Na manhã seguinte, Sanes, Dasdingou e o clérigo de Ezra Oliver Allard foram despertados pelo tilintar de uma sineta, e a voz de da governanta Pérret Pepin do outro lado de suas portas:
- O desjejum está servido, messieurs! Por favor, venham ao salão de jantar assim que puderem. Achar o caminho para o salão de jantar foi um pouco difícil para Sanes, mas Dasdingou já estava familiarizado com a planta da casa. O conde já estava sentado à cabeceira de uma comprida mesa, e a refeição tinha sido cuidadosamente servida num bonito arranjo de louças, mas a variedade e quantidade eram pequenas, limitando-se a variações de mingaus com algumas ervas para dar sabores diferentes. O conde levantou-se para saudá-los, mostrando que a força de seu corpo ainda estava presente apesar do espírito quebrantado.

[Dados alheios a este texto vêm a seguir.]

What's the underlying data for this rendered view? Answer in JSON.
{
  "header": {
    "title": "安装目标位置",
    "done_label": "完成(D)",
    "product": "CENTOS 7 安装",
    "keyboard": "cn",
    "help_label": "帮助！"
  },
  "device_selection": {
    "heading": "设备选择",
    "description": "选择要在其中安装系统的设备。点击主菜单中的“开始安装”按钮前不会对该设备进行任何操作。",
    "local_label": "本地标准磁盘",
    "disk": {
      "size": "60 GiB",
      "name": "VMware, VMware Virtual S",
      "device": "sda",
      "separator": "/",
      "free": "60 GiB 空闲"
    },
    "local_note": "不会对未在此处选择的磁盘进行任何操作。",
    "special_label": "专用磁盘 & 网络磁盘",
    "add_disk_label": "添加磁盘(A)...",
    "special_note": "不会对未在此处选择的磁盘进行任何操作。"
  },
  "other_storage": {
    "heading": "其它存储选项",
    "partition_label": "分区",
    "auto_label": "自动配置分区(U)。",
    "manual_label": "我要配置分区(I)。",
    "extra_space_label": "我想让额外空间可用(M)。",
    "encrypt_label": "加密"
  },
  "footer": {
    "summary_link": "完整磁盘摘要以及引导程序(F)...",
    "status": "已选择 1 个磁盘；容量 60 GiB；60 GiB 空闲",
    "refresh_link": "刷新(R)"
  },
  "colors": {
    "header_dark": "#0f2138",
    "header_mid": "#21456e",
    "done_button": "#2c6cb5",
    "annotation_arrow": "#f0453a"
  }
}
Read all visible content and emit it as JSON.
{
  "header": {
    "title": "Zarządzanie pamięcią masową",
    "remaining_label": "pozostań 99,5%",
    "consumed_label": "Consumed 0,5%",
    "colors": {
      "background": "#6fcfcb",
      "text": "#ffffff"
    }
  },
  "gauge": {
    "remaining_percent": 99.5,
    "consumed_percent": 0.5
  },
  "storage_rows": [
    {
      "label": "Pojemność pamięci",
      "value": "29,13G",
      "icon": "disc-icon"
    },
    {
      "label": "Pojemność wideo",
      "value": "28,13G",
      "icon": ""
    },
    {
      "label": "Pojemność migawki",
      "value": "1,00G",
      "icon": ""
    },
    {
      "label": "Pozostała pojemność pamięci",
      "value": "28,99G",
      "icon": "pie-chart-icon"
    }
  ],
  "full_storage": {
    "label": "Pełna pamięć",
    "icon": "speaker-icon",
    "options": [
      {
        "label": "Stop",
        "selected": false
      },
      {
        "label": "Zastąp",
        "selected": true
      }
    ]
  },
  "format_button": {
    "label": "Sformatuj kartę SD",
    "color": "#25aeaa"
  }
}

- Bom dia, caros hóspedes! Espero que tenham dormido bem! Sentem-se, por favor, acomodem-se! Padre asasa, poderia fazer as preces por nós antes de comermos? Allard levantou-se e curvou a cabeça de olhos fechados antes de proferir uma oração com a voz muito empostada:
- Ezra, Nossa Guardiã nas Brumas, agradecemos-te por nos conceder mais uma noite livres dos males da escuridão! Abençoai nosso dia e essa refeição, e que sua benção caía sobre nosso anfitrião, o Conde Tomas D’Aloure, e que sua bondade restaure a luz de seu caminho! Continuai a vigiar por nós que caminhamos entre as brumas! Não tememos noite alguma, pois Sua espada corta toda a escuridão! O conde e os servos repetiram a última frase de Allard. O clérigo terminou e sentou-se, e todos puderam começar a comer. D’Aloure deu uma colherada provando o mingau, aprovando-o em seguida, e depois limpou a garganta antes de dizer:
- Meus caros, algo extraordinário aconteceu. Fábien me informou que noite passada um destacamento da Condessa Sadira Duran veio entregar um convite para seu Grande Baile de Máscaras. É um evento que alcançou muito renome em anos recentes, e cada convite é uma honra ferrenhamente disputada por todos em Port-a-Lucine. Certamente, é muito estranho que um convite desse tenha sido feito a mim num momento em que a minha reputação está tão abalada... O que acham disso?